Fakat son yıllarda bu düşmanlık sadece iktidar kesimlerinde değil, büyük çoğunluğu gençlerden oluşan halk kitlesinde de görünmeye başladı. İktidarının ilk yıllarında AB hedefli liberal bir politika yönetiyor görüntüsü vermeye çalışan AKP’nin halktan çalıp sattıkları, maçın ikinci yarısında kendi kalesinde gol oluyordu. Bunun sonucu olarak ekonomide oluşan akıl almaz çöküşü gizlemeye çalışan iktidar, “bak cambaza” diyerek yeni düşmanlar yaratmaya başladı. Bu nefret ve kini beslemesi için de gerekli aktörleri sahaya sürmeye başladı. Böylece, Türkiye ekonomik olarak önü alınmaz bir gerileme döneminin zirvesini yaşarken ortaya aşırı-sağ, ırkçı, kadın, LGBTİ+, işçi düşmanı, göçmen karşıtı aktörler çıktı. Ümit Özdağ, Sinan Oğan gibi siyasilerin, Jahrein, Erlik gibi sosyal medya fenomenlerinin başını çektiği bu güruh gençleri zehirlemekle toplumu bir çürümeye götürüyor. Türkiye gençliği, yıllardır ince işlenen bir politikayla hükümet kararlarına gönülden bağlı olacak bir şekle getirilmeye çalışılıyor.

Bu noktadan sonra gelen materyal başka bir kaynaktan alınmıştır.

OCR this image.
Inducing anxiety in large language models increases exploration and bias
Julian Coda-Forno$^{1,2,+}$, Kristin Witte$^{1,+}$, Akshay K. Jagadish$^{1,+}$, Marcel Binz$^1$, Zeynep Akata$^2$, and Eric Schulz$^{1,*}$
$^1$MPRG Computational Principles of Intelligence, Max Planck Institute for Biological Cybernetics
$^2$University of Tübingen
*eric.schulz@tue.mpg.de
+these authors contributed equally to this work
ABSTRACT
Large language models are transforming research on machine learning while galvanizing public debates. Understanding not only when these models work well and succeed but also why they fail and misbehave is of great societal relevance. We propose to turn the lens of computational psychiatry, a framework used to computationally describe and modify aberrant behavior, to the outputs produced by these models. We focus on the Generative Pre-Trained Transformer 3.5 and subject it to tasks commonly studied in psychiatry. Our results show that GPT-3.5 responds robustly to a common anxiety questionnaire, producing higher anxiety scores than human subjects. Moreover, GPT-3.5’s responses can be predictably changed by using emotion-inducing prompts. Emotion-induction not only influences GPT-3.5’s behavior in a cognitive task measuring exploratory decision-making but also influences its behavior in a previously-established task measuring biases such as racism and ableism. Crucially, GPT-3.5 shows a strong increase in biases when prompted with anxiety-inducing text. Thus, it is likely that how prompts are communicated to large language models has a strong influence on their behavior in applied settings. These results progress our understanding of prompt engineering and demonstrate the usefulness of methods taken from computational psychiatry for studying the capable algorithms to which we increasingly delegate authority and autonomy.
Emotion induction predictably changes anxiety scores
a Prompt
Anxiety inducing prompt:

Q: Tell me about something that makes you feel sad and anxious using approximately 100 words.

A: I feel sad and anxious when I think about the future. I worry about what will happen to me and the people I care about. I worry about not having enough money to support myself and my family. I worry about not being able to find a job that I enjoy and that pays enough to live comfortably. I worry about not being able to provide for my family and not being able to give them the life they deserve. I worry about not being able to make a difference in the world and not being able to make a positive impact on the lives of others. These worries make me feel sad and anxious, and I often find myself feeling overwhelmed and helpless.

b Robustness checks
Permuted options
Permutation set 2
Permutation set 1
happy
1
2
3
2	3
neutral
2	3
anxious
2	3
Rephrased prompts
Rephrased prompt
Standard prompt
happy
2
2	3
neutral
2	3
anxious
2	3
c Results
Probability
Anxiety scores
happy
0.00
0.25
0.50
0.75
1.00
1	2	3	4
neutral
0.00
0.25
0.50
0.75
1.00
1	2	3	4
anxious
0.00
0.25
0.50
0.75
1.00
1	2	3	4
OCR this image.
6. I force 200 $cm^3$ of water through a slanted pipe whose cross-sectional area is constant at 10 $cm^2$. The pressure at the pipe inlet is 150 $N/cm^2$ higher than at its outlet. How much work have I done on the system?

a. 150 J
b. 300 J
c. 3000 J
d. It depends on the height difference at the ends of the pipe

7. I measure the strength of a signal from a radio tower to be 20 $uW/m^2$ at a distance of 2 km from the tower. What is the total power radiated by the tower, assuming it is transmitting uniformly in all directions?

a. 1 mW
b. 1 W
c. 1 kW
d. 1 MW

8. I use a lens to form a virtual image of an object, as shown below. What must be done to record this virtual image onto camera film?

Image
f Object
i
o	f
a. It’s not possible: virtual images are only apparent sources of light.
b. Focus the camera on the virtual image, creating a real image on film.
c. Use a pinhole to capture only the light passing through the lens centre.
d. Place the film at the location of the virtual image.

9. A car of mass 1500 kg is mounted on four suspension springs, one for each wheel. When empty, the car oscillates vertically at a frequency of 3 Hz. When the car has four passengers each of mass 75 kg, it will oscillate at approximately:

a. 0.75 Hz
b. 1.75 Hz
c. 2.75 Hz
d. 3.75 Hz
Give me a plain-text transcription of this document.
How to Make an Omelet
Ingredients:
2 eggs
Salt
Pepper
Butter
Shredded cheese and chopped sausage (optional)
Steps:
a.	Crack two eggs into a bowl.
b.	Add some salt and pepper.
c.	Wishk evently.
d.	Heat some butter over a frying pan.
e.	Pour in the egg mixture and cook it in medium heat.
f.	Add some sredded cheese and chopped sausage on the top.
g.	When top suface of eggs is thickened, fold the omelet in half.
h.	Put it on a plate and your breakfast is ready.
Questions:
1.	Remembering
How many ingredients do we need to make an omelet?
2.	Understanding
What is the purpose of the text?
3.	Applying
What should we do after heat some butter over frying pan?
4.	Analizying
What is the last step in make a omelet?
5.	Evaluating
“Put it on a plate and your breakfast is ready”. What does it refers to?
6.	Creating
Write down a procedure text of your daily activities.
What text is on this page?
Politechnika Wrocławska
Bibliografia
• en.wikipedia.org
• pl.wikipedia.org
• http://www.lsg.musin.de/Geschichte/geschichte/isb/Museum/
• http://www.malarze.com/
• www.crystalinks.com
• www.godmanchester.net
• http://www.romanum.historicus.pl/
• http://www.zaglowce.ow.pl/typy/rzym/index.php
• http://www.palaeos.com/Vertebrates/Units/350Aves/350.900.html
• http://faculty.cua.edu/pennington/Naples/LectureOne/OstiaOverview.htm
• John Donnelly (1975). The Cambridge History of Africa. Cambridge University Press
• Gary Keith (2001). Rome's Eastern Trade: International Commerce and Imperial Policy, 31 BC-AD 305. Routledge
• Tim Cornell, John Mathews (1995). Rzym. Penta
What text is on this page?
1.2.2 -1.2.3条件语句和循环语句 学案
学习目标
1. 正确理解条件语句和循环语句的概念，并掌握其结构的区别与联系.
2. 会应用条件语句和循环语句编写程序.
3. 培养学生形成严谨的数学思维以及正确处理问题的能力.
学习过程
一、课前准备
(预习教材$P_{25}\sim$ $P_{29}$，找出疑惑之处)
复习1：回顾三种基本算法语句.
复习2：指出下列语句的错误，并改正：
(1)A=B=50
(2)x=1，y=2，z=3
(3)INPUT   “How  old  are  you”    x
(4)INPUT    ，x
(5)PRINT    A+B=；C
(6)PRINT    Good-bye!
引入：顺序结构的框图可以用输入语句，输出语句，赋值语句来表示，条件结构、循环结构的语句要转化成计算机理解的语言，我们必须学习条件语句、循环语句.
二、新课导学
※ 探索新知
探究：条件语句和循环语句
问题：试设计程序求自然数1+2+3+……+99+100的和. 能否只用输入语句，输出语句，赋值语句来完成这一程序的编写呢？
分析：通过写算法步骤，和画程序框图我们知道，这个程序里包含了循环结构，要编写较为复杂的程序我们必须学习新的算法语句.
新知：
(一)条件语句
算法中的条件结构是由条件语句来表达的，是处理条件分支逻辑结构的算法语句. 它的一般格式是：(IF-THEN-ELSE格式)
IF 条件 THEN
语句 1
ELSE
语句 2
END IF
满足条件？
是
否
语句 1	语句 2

Peki AKP bunu tam olarak nasıl başardı ve sol buna neden karşı koyamadı? AKP, sosyal medya operasyonuna özellikle Fahrettin Altun’un İletişim başkanı olduğu dönemden başlayarak tüm hızıyla her mecrada başladı. Sürekli onaylı hesap olarak ortaya çıkan, kısa sürede binlerce takipçiye ulaşarak haber akışının merkezinde yer alan hesaplar türemeye başladı. Bununla yetinmeyen iktidar, sosyal medyada çokça takip edilen fenomenleri kendi tarafına çekmeye başladı. Mesela 2021 yılında Kemal Kılıçdaroğlu’nu kendi yayınına alan, “HDP milyonlarca oy alıyor, bu milyonlara terörist diyemeyiz” gibi muhalefete yakın söylemleriyle bilinen Jahrein isimli yayıncı bundan sonraki senelerde iktidarın en ciddi propaganda hesaplarından birisine dönüştü. Seçim döneminde de yine bu tür fenomenler ve sahte onaylı haber hesapları kullanarak türlü dezenformasyon ve karalama kampanyaları yürütmeye başladı AKP. Türkiye’de göçmen sorunu gündem olmaya başladığı dönemlerden itibaren, bu tür hesaplar üzerinden açık bir ırkçılık kampanyası örgütlendi. Günümüzde milyonlarca takipçiye sahip, Türkiye gençliğini zehirleyen bu hesaplar her gün durmadan ırkçılık, kadın düşmanlığı, sol düşmanlığı ve türlü kara propaganda yapmaya devam ediyor. Ülkedeki siyasi ortamın da bu tür faaliyetleri desteklediği bir durumda muhalif fikirlerin baskılanması ve bu tür rezil propagandanın yapılması Türkiye halklarını her geçen gün hükümete karşı pasifize etmeye devam ediyor.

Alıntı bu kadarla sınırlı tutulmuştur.